- Giulio Romito
Holy Shrine of Imam Reza | Masshad, Iran
Dopo 6 giorni passati alla ricerca di una soluzione per i problemi di Kiddo (ci ritornerò su più avanti), ho proprio bisogno di una giornata in cui camminare, guardarmi intorno e distendere i nervi. Dalla casa del meccanico mi sposto in una stanza d'albergo. In Iran è consigliato non indossare i pantaloncini corti e, con il grasso e la polvere, l'unico paio di pantaloni lunghi che ho hanno cambiato colore e peso specifico, è il caso di comprarne un altro paio. Esco con questa intenzione, gironzolo intorno all'albergo e dopo due tentativi falliti in altrettanti negozi mi fermo a mangiare un panino volante, non ho più voglia di perdere altro tempo per lo shopping, che in generale odio. Con la pancia piena imbocco un po' di stradine a caso, quelle che per non si sa quale motivo mi attirano. Va sempre così quando viaggio, non cerco il monumento, non cerco il museo, voglio vedere la normalità, la vita di tutti i giorni. C'è però una cosa che non ho considerato oggi: qui, ora, c'è uno dei raduni musulmani più grandi e sentiti dell'intero Medio Oriente, la commemorazione dell'Imam Reza. Mi ritrovo a seguire il flusso della folla che diventa sempre più intenso, sino ad arrivare alle porte dell'Imam Reza Shrine, imponente complesso di moschee con una piazza centrale. Per entrare nella struttura ci sono dei controlli rigidissimi. Supero il primo ma non il secondo perché sono armato di macchina fotografica. L'unica soluzione sarebbe lasciare la macchina fotografica in alcune strutture create appositamente ma non ci penso proprio neanche un secondo a separarmene. Riprendo il cammino sfidando in senso contrario la corrente umana, che fatica! È in questo momento, però, che i visi di donne uomini e bambini di ogni età si annunciano. Nella mia testa fantastico sulla vita di ogni faccia che mi colpisce.

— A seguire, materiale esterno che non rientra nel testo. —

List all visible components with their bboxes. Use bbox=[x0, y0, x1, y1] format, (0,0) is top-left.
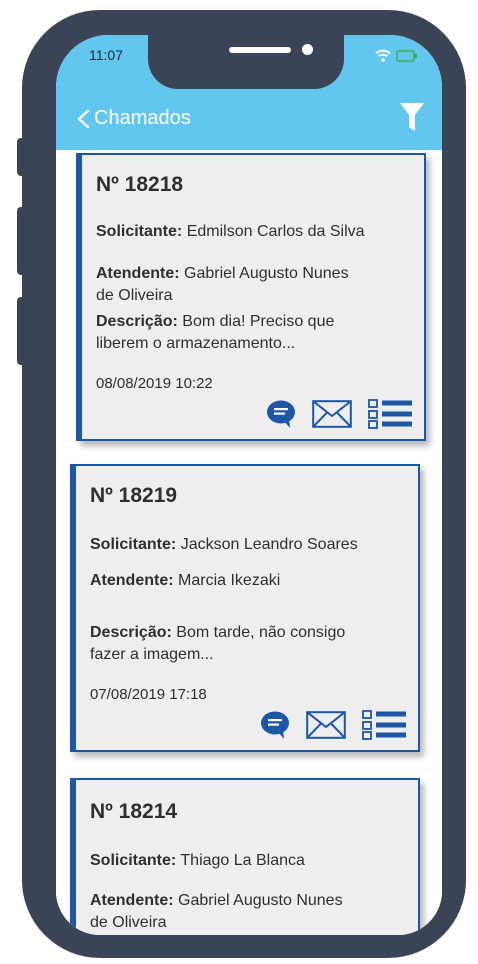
back-button[interactable]: Chamados bbox=[76, 107, 191, 130]
filter-icon bbox=[400, 103, 424, 131]
ticket-list: Nº 18218 Solicitante: Edmilson Carlos da… bbox=[56, 150, 442, 935]
ticket-card[interactable]: Nº 18219 Solicitante: Jackson Leandro So… bbox=[70, 464, 420, 752]
ticket-actions bbox=[266, 399, 412, 429]
atendente-value: Marcia Ikezaki bbox=[178, 572, 281, 589]
solicitante-value: Edmilson Carlos da Silva bbox=[186, 223, 365, 240]
phone-mute-button bbox=[17, 138, 27, 176]
atendente-value-cont: de Oliveira bbox=[96, 287, 173, 304]
speaker bbox=[229, 47, 291, 53]
ticket-atendente: Atendente: Gabriel Augusto Nunes de Oliv… bbox=[90, 890, 390, 934]
battery-icon bbox=[396, 49, 417, 62]
status-time: 11:07 bbox=[89, 47, 123, 63]
ticket-atendente: Atendente: Gabriel Augusto Nunes de Oliv… bbox=[96, 263, 396, 307]
ticket-card[interactable]: Nº 18218 Solicitante: Edmilson Carlos da… bbox=[76, 153, 426, 441]
atendente-label: Atendente: bbox=[90, 892, 174, 909]
ticket-date: 08/08/2019 10:22 bbox=[96, 375, 213, 392]
top-bar: 11:07 Chamados bbox=[56, 35, 442, 150]
ticket-descricao: Descrição: Bom dia! Preciso que liberem … bbox=[96, 311, 396, 355]
atendente-label: Atendente: bbox=[90, 572, 174, 589]
descricao-value: Bom tarde, não consigo bbox=[176, 624, 346, 641]
atendente-value-cont: de Oliveira bbox=[90, 914, 167, 931]
chat-icon[interactable] bbox=[260, 710, 290, 740]
list-icon[interactable] bbox=[362, 710, 406, 740]
solicitante-value: Jackson Leandro Soares bbox=[180, 536, 358, 553]
camera bbox=[302, 44, 313, 55]
ticket-solicitante: Solicitante: Edmilson Carlos da Silva bbox=[96, 221, 396, 243]
mail-icon[interactable] bbox=[306, 711, 346, 739]
ticket-number: Nº 18218 bbox=[96, 173, 184, 196]
solicitante-label: Solicitante: bbox=[90, 536, 177, 553]
wifi-icon bbox=[375, 49, 391, 62]
ticket-descricao: Descrição: Bom tarde, não consigo fazer … bbox=[90, 622, 390, 666]
atendente-value: Gabriel Augusto Nunes bbox=[178, 892, 343, 909]
ticket-solicitante: Solicitante: Thiago La Blanca bbox=[90, 850, 390, 872]
descricao-label: Descrição: bbox=[90, 624, 172, 641]
ticket-number: Nº 18219 bbox=[90, 484, 178, 507]
solicitante-label: Solicitante: bbox=[90, 852, 177, 869]
descricao-value-cont: fazer a imagem... bbox=[90, 646, 214, 663]
ticket-card[interactable]: Nº 18214 Solicitante: Thiago La Blanca A… bbox=[70, 778, 420, 935]
mail-icon[interactable] bbox=[312, 400, 352, 428]
descricao-value: Bom dia! Preciso que bbox=[182, 313, 335, 330]
notch bbox=[148, 35, 344, 89]
descricao-label: Descrição: bbox=[96, 313, 178, 330]
ticket-actions bbox=[260, 710, 406, 740]
back-chevron-icon bbox=[77, 109, 90, 128]
atendente-label: Atendente: bbox=[96, 265, 180, 282]
phone-volume-down-button bbox=[17, 297, 27, 365]
filter-button[interactable] bbox=[400, 103, 424, 136]
solicitante-label: Solicitante: bbox=[96, 223, 183, 240]
ticket-solicitante: Solicitante: Jackson Leandro Soares bbox=[90, 534, 390, 556]
status-icons bbox=[375, 49, 418, 62]
list-icon[interactable] bbox=[368, 399, 412, 429]
atendente-value: Gabriel Augusto Nunes bbox=[184, 265, 349, 282]
ticket-number: Nº 18214 bbox=[90, 800, 178, 823]
chat-icon[interactable] bbox=[266, 399, 296, 429]
ticket-date: 07/08/2019 17:18 bbox=[90, 686, 207, 703]
solicitante-value: Thiago La Blanca bbox=[180, 852, 305, 869]
screen: 11:07 Chamados Nº 18218 Solicitante: Edm… bbox=[56, 35, 442, 935]
descricao-value-cont: liberem o armazenamento... bbox=[96, 335, 296, 352]
page-title: Chamados bbox=[94, 107, 191, 129]
ticket-atendente: Atendente: Marcia Ikezaki bbox=[90, 570, 390, 592]
phone-volume-up-button bbox=[17, 207, 27, 275]
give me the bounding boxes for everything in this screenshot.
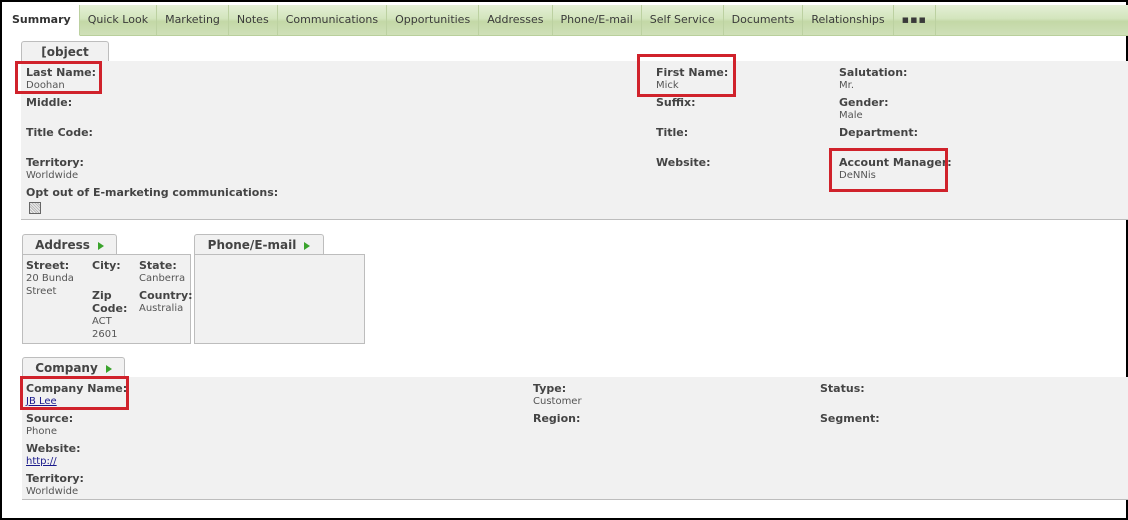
title-code-field: Title Code: [26, 126, 93, 139]
person-panel: Last Name: Doohan Middle: Title Code: Te… [21, 61, 1128, 220]
first-name-label: First Name: [656, 66, 729, 79]
department-field: Department: [839, 126, 918, 139]
city-field: City: [92, 259, 121, 272]
company-territory-value: Worldwide [26, 486, 79, 497]
tab-documents[interactable]: Documents [724, 5, 804, 35]
person-website-label: Website: [656, 156, 711, 169]
tab-self-service[interactable]: Self Service [642, 5, 724, 35]
company-website-link[interactable]: http:// [26, 455, 81, 468]
street-label: Street: [26, 259, 70, 272]
source-value: Phone [26, 426, 57, 437]
person-section-tab[interactable]: [object Object] [21, 41, 109, 79]
address-panel: Street: 20 Bunda Street City: Zip Code: … [22, 254, 193, 344]
gender-value: Male [839, 110, 863, 121]
gender-field: Gender: Male [839, 96, 888, 122]
tab-quick-look[interactable]: Quick Look [80, 5, 158, 35]
more-tabs-button[interactable]: ▪▪▪ [894, 5, 936, 35]
suffix-label: Suffix: [656, 96, 696, 109]
status-label: Status: [820, 382, 865, 395]
first-name-value: Mick [656, 80, 679, 91]
salutation-label: Salutation: [839, 66, 908, 79]
gender-label: Gender: [839, 96, 889, 109]
source-field: Source: Phone [26, 412, 73, 438]
opt-out-label: Opt out of E-marketing communications: [26, 186, 279, 199]
account-manager-value: DeNNis [839, 170, 876, 181]
zip-code-value-line-2: 2601 [92, 329, 118, 340]
salutation-field: Salutation: Mr. [839, 66, 907, 92]
company-website-field: Website: http:// [26, 442, 81, 468]
more-icon: ▪▪▪ [901, 13, 927, 26]
phone-email-section-tab[interactable]: Phone/E-mail [194, 234, 324, 254]
country-label: Country: [139, 289, 193, 302]
segment-label: Segment: [820, 412, 880, 425]
last-name-label: Last Name: [26, 66, 97, 79]
street-value-line-1: 20 Bunda [26, 273, 74, 284]
type-label: Type: [533, 382, 567, 395]
tab-summary[interactable]: Summary [4, 5, 80, 36]
tab-communications[interactable]: Communications [278, 5, 388, 35]
company-section-tab[interactable]: Company [22, 357, 125, 377]
tab-opportunities[interactable]: Opportunities [387, 5, 480, 35]
tab-notes[interactable]: Notes [229, 5, 278, 35]
status-field: Status: [820, 382, 865, 395]
expand-arrow-icon [97, 241, 104, 250]
state-value: Canberra [139, 273, 186, 284]
title-label: Title: [656, 126, 689, 139]
department-label: Department: [839, 126, 918, 139]
title-code-label: Title Code: [26, 126, 93, 139]
segment-field: Segment: [820, 412, 880, 425]
address-section-tab[interactable]: Address [22, 234, 117, 254]
territory-field: Territory: Worldwide [26, 156, 84, 182]
country-field: Country: Australia [139, 289, 193, 315]
company-panel: Company Name: JB Lee Source: Phone Websi… [22, 377, 1128, 500]
zip-code-label-line-2: Code: [92, 302, 128, 315]
middle-field: Middle: [26, 96, 72, 109]
street-value-line-2: Street [26, 286, 57, 297]
zip-code-value-line-1: ACT [92, 316, 112, 327]
opt-out-field: Opt out of E-marketing communications: [26, 186, 278, 214]
tab-bar: Summary Quick Look Marketing Notes Commu… [4, 5, 1128, 36]
salutation-value: Mr. [839, 80, 854, 91]
expand-arrow-icon [105, 364, 112, 373]
account-manager-field: Account Manager: DeNNis [839, 156, 952, 182]
title-field: Title: [656, 126, 688, 139]
tab-relationships[interactable]: Relationships [803, 5, 894, 35]
phone-email-panel [194, 254, 365, 344]
territory-label: Territory: [26, 156, 84, 169]
source-label: Source: [26, 412, 74, 425]
company-name-link[interactable]: JB Lee [26, 395, 127, 408]
suffix-field: Suffix: [656, 96, 696, 109]
type-field: Type: Customer [533, 382, 582, 408]
territory-value: Worldwide [26, 170, 79, 181]
company-territory-field: Territory: Worldwide [26, 472, 84, 498]
state-field: State: Canberra [139, 259, 185, 285]
last-name-value: Doohan [26, 80, 65, 91]
tab-marketing[interactable]: Marketing [157, 5, 229, 35]
company-section-title: Company [35, 361, 98, 375]
state-label: State: [139, 259, 177, 272]
middle-label: Middle: [26, 96, 73, 109]
company-territory-label: Territory: [26, 472, 84, 485]
company-name-field: Company Name: JB Lee [26, 382, 127, 408]
address-section-title: Address [35, 238, 90, 252]
country-value: Australia [139, 303, 184, 314]
person-website-field: Website: [656, 156, 711, 169]
last-name-field: Last Name: Doohan [26, 66, 96, 92]
city-label: City: [92, 259, 121, 272]
tab-phone-email[interactable]: Phone/E-mail [553, 5, 642, 35]
zip-code-label-line-1: Zip [92, 289, 112, 302]
type-value: Customer [533, 396, 582, 407]
company-name-label: Company Name: [26, 382, 128, 395]
company-website-label: Website: [26, 442, 81, 455]
first-name-field: First Name: Mick [656, 66, 728, 92]
account-manager-label: Account Manager: [839, 156, 952, 169]
opt-out-checkbox[interactable] [29, 202, 41, 214]
phone-email-section-title: Phone/E-mail [207, 238, 297, 252]
street-field: Street: 20 Bunda Street [26, 259, 74, 298]
region-label: Region: [533, 412, 581, 425]
region-field: Region: [533, 412, 580, 425]
zip-code-field: Zip Code: ACT 2601 [92, 289, 127, 341]
expand-arrow-icon [304, 241, 311, 250]
tab-addresses[interactable]: Addresses [479, 5, 553, 35]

Mi guardo intorno per capire se scattare qualche foto può essere problematico oppure no. Vedo diverse persone con macchine fotografiche al collo ed una distesa di cellulari che riprendono. Rompo gli indugi e porto il mirino all'occhio.
Ora sono in Italia, quei pantaloni sono ancora sporchi e queste sono le immagini di quel pomeriggio.